É fato que os adjetivos objetivos comportam-se como unidades discretas, afinal, não existe, por exemplo, meio-termo entre macho e fêmea; já em relação aos adjetivos subjetivos, não é possível afirmar o mesmo. Quando usamos o adjetivo “quente”, sabemos se algo está quente ou não; entretanto, algumas pessoas consideram quente o que para outras é considerado morno. Da mesma forma, algumas pessoas são mais “calorentas” (ou “friorentas”) que outras. De qualquer modo, o grau de variação de uma temperatura é muito menos variável que os conceitos de bom, belo, justo e perfeito, por exemplo. E, mesmo para estes, sabemos que uns são mais subjetivos que outros; o conceito de belo, por

exemplo, desmente a própria beleza em certas situações (sobretudo se usarmos o adjetivo em relação aos objetos). Da mesma forma, os demais exibem comportamento parecido.

Lembramos que há um sem-número de situações do dia-a-dia em que identificamos, no comportamento lingüístico das pessoas, a extensão da subjetividade de certos adjetivos, sobretudo dos avaliativos axiológicos. Tais adjetivos, portanto, não podem ser considerados variáveis discretas.

Entretanto, há que se ter muita prudência quando usamos determinados adjetivos para nos referirmos a Deus, a começar pelo fato de que Deus não é um objeto nem uma pessoa; tampouco podemos dizer que se trata de um ser, já que nem mesmo a gramática consegue definir uma tal palavra; também não podemos chamá-lo de “coisa”; uma “inteligência”, talvez, ou o “princípio” de tudo. Mesmo que tais substantivos possam nos dar uma pálida “idéia” do que seja Deus, nossas dificuldades para atribuir-Lhe adjetivos começam pelo simples fato de não sabermos exatamente que tipo de substantivo escolheremos para ser o termo determinado. O uso do verbo “ser” em relação a Deus só faz reforçar a dificuldade, já que Deus é o único “ser” que pode tornar intransitivo o verbo ser: Deus é. Não é preciso dizer mais nada, até porque, não cabe aqui nenhum predicativo, o que já não ocorre quando nos referimos a Jesus; é de se notar que não dizemos “Jesus é”, dizemos, sim, “Jesus + é + predicativo”, que pode ser “filho de Deus”, “o divino pastor” etc.

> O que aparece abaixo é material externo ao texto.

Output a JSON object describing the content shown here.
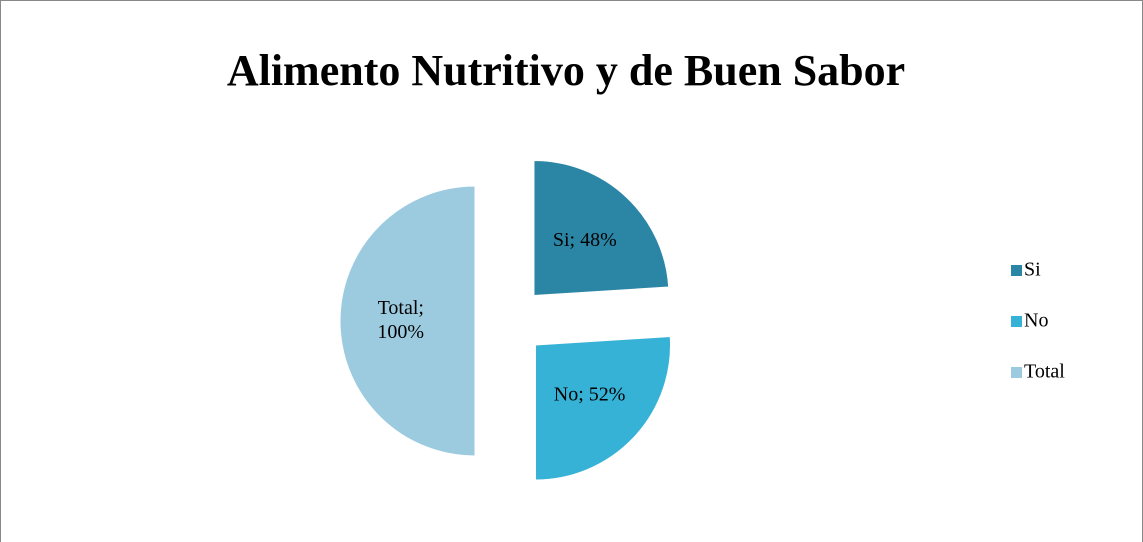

Se considerarmos, em relação a Deus, adjetivos como bom, perfeito e justo e ainda supormos que tais adjetivos, enquanto subjetivos que são, haverão de ter outro tratamento se tiverem Deus como termo determinado, então, é possível afirmar que tais adjetivos figuram no grau superlativo, sem meio-termo, até porque, admitir o meio-termo implicaria admitir igualmente um certo juízo de valor em relação a Deus, o que é inconcebível, já que não nos é dado o direito de apreciar os Seus desígnios nem pela Bíblia nem pelo chamado “senso comum”.

Admitir meio-termo para Deus é o mesmo que julgá-Lo, pois, quando dizemos, a respeito de uma pessoa, que ela poderia “ter sido mais justa”, estamos julgando seu procedimento e, além de julgar, estamos fazendo isso de forma

negativa, pois, se a pessoa poderia “ter sido mais justa”, é porque, em nossa concepção, não foi tão justa quanto poderia (ou deveria) ter sido. Convenhamos que afirmar algo parecido em relação a Deus é um contra-senso.

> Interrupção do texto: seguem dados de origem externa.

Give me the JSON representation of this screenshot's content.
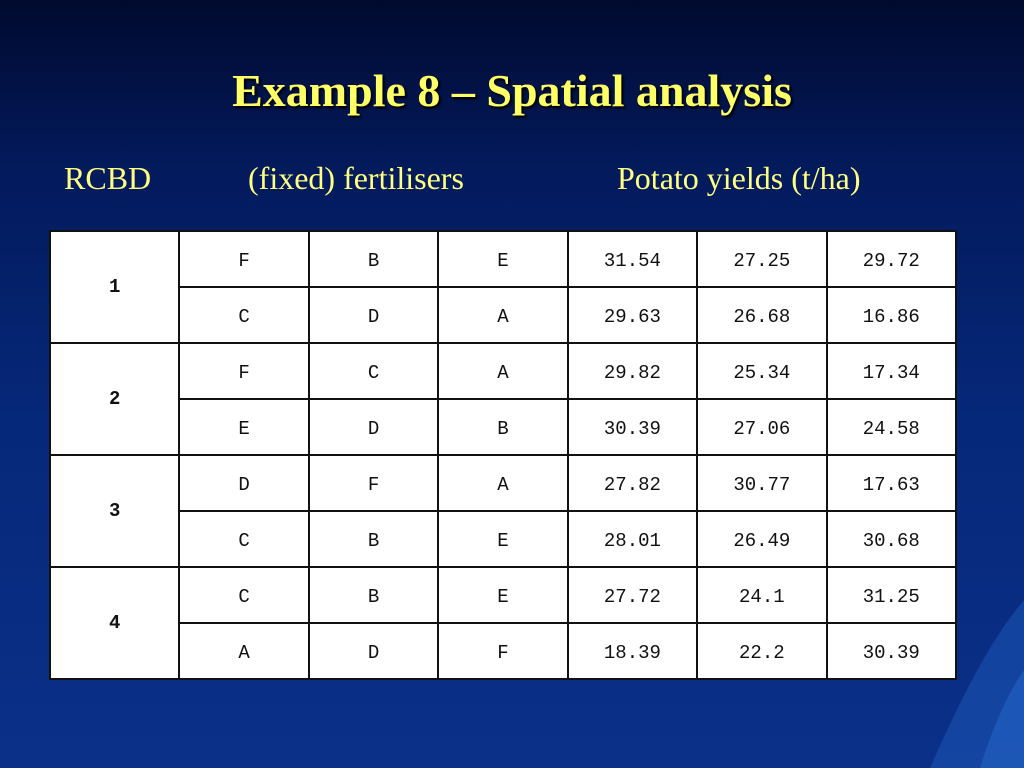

Se não podemos apreciar os desígnios divinos, uma vez que apreciação implica juízo de valor, consideramos que os adjetivos usados para determinar Deus só podem assumir um único comportamento: o de variáveis discretas.

Desse modo, os adjetivos avaliativos bom, justo e perfeito, quando usados para se referir a Deus, não são suscetíveis de nenhum tipo de gradação, pois gradação implica avaliação de um outro segundo as crenças, as experiências e os esquemas de conhecimento que marcam a sua trajetória dentro de uma comunidade lingüística e são realimentados por essa mesma comunidade. Deus é bom, justo e perfeito por excelência. A Bíblia afirma. Os fiéis aceitam. Trata-se de um argumento baseado no consenso (PLATÃO e FIORIN, 1997) e, como tal, não necessita de provas ou demonstrações.